I remember my mother's friend Tony. He was one of the most beautiful men I'd ever seen. He would babysit my brother and me, take us out to lunch, and tell us completely inappropriate stories about his sexual adventures on Fire Island. This guy was responsible for most of my teenage masturbation fantasies, and he made being gay seem glamorous and magical, full of sex and love and wonder. When I saw him lying in bed at the hospice, sick, thin, and dying, it felt like the world was ending. All the beauty and glamour and love I'd found was fading away with amazing men like Tony.
I try to remember him when someone says something unkind or hateful to me about my status. I try to remember going out for hot fudge sundaes after his funeral with my mother and all his gay friends.
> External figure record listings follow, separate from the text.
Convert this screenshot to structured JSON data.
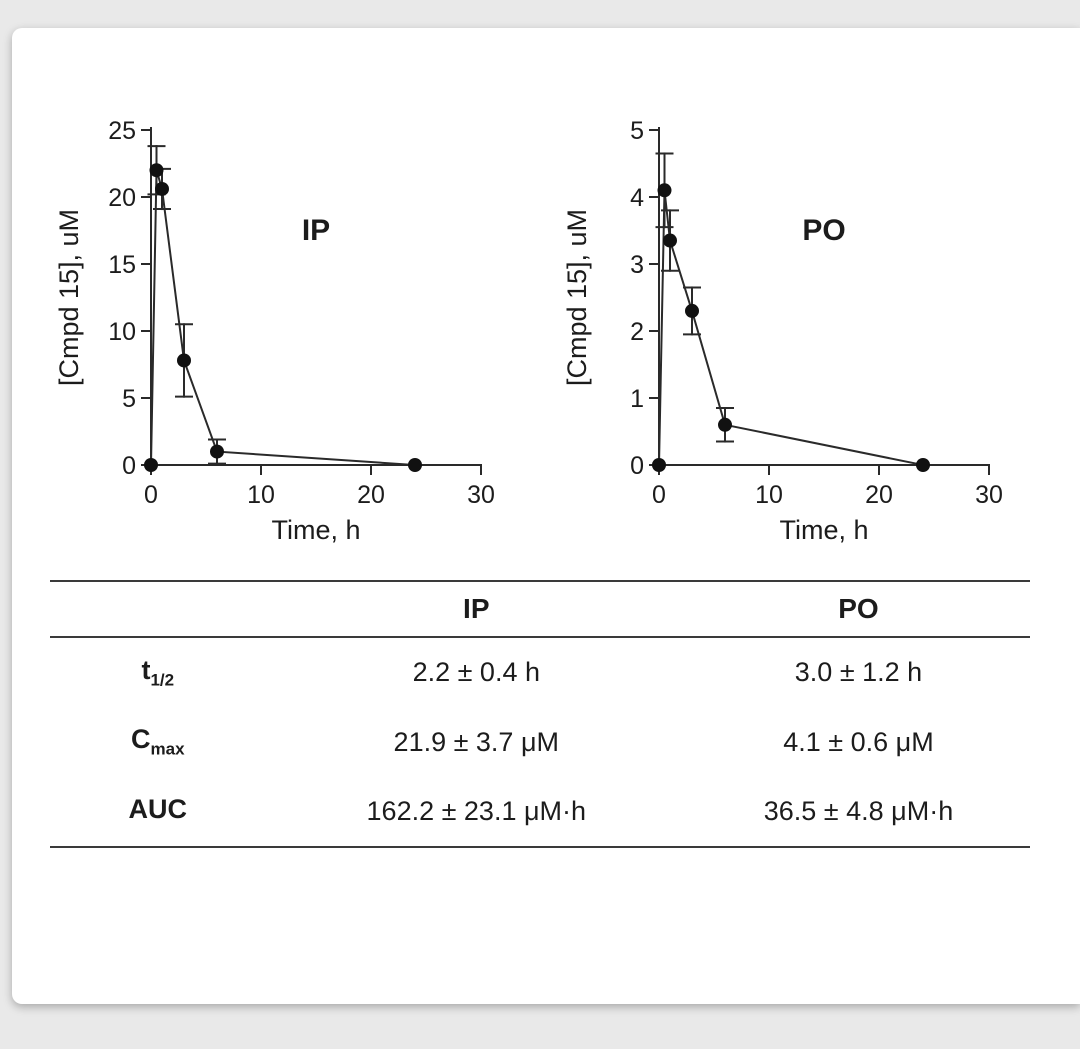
{
  "chart_data": [
    {
      "type": "scatter",
      "title": "IP",
      "xlabel": "Time, h",
      "ylabel": "[Cmpd 15], uM",
      "xlim": [
        0,
        30
      ],
      "ylim": [
        0,
        25
      ],
      "xticks": [
        0,
        10,
        20,
        30
      ],
      "yticks": [
        0,
        5,
        10,
        15,
        20,
        25
      ],
      "x": [
        0,
        0.5,
        1,
        3,
        6,
        24
      ],
      "y": [
        0,
        22.0,
        20.6,
        7.8,
        1.0,
        0
      ],
      "yerr": [
        0,
        1.8,
        1.5,
        2.7,
        0.9,
        0
      ],
      "grid": false,
      "legend": "none"
    },
    {
      "type": "scatter",
      "title": "PO",
      "xlabel": "Time, h",
      "ylabel": "[Cmpd 15], uM",
      "xlim": [
        0,
        30
      ],
      "ylim": [
        0,
        5
      ],
      "xticks": [
        0,
        10,
        20,
        30
      ],
      "yticks": [
        0,
        1,
        2,
        3,
        4,
        5
      ],
      "x": [
        0,
        0.5,
        1,
        3,
        6,
        24
      ],
      "y": [
        0,
        4.1,
        3.35,
        2.3,
        0.6,
        0
      ],
      "yerr": [
        0,
        0.55,
        0.45,
        0.35,
        0.25,
        0
      ],
      "grid": false,
      "legend": "none"
    }
  ],
  "table": {
    "headers": [
      "",
      "IP",
      "PO"
    ],
    "rows": [
      {
        "label": "t",
        "label_sub": "1/2",
        "ip": "2.2 ± 0.4 h",
        "po": "3.0 ± 1.2 h"
      },
      {
        "label": "C",
        "label_sub": "max",
        "ip": "21.9 ± 3.7 μM",
        "po": "4.1 ± 0.6 μM"
      },
      {
        "label": "AUC",
        "label_sub": "",
        "ip": "162.2 ± 23.1 μM·h",
        "po": "36.5 ± 4.8 μM·h"
      }
    ]
  },
  "colors": {
    "ink": "#1c1c1c",
    "axis": "#2a2a2a",
    "marker": "#111111",
    "rule": "#3a3a3a",
    "card_bg": "#ffffff",
    "page_bg": "#e9e9e9"
  }
}
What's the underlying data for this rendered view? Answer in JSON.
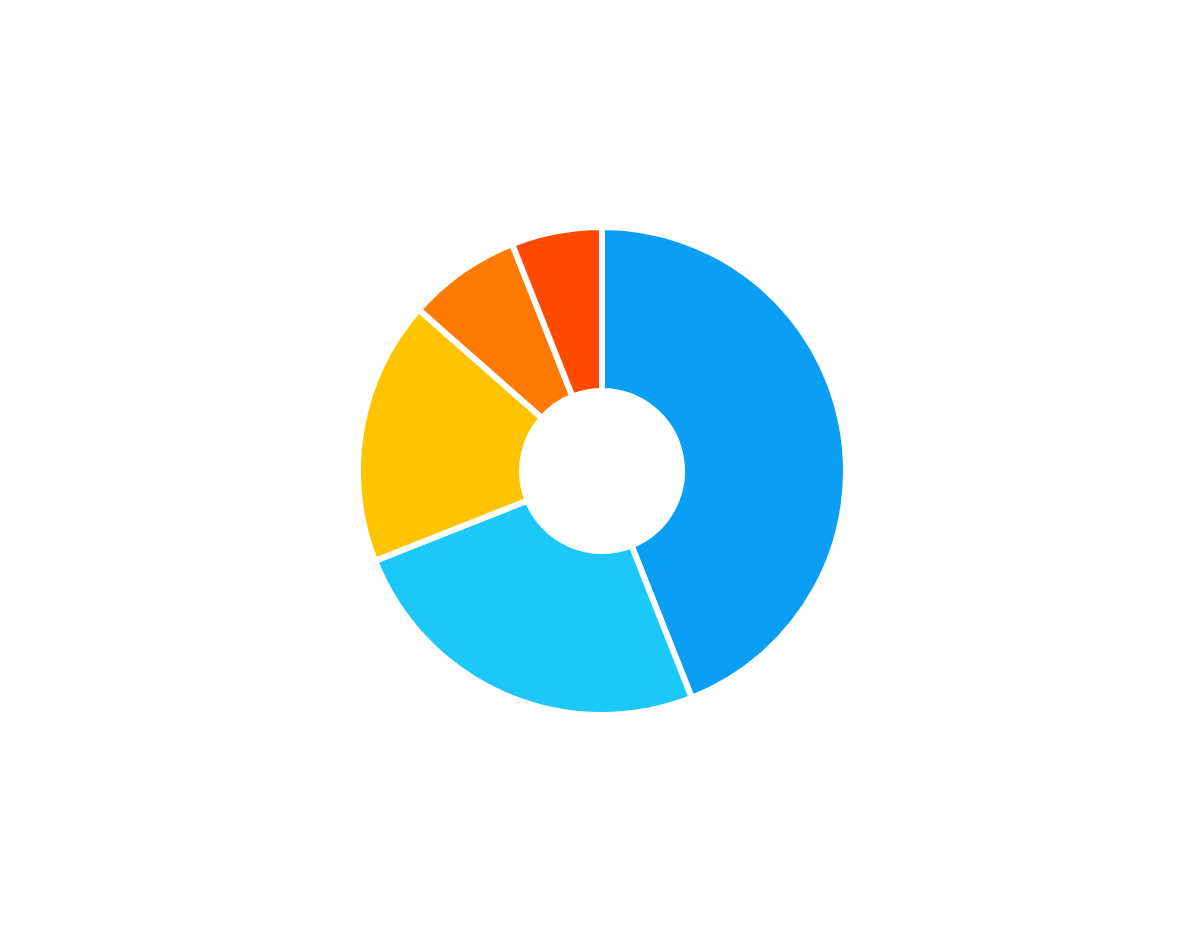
{
  "chart_data": {
    "type": "donut",
    "categories": [
      null,
      null,
      null,
      null,
      null
    ],
    "values": [
      44,
      25,
      17.5,
      7.5,
      6
    ],
    "colors": [
      "#0a9ff5",
      "#1cc8f7",
      "#ffc400",
      "#ff7a00",
      "#ff4a00"
    ]
  }
}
Someone turned a radio on, and we danced in the fading New York City sunset and laughed. When I asked my mother why we were laughing, she said, "Because we're tired of crying, baby boy. Because it's better to laugh."
It's them that I remember when others try to bring me down. Beautiful and strong, all dead now.
When I found out I was positive, I made a promise to myself and to all those men who died that it would have meaning. I was going to take this and make something out of it.
When I lie in bed at night and feel terrified, and think an Oxy or heroin or a joint is what I need to quiet my head, I remember that promise I made. When I become so scared of failure that I imagine packing up my life and disappearing, I remember that this will mean something. I will do something with it.
I get to live. Even if it means living with HIV, I get to live. And I am going to live as much as I fucking can. For all those dancing men. For Tony. For all of us.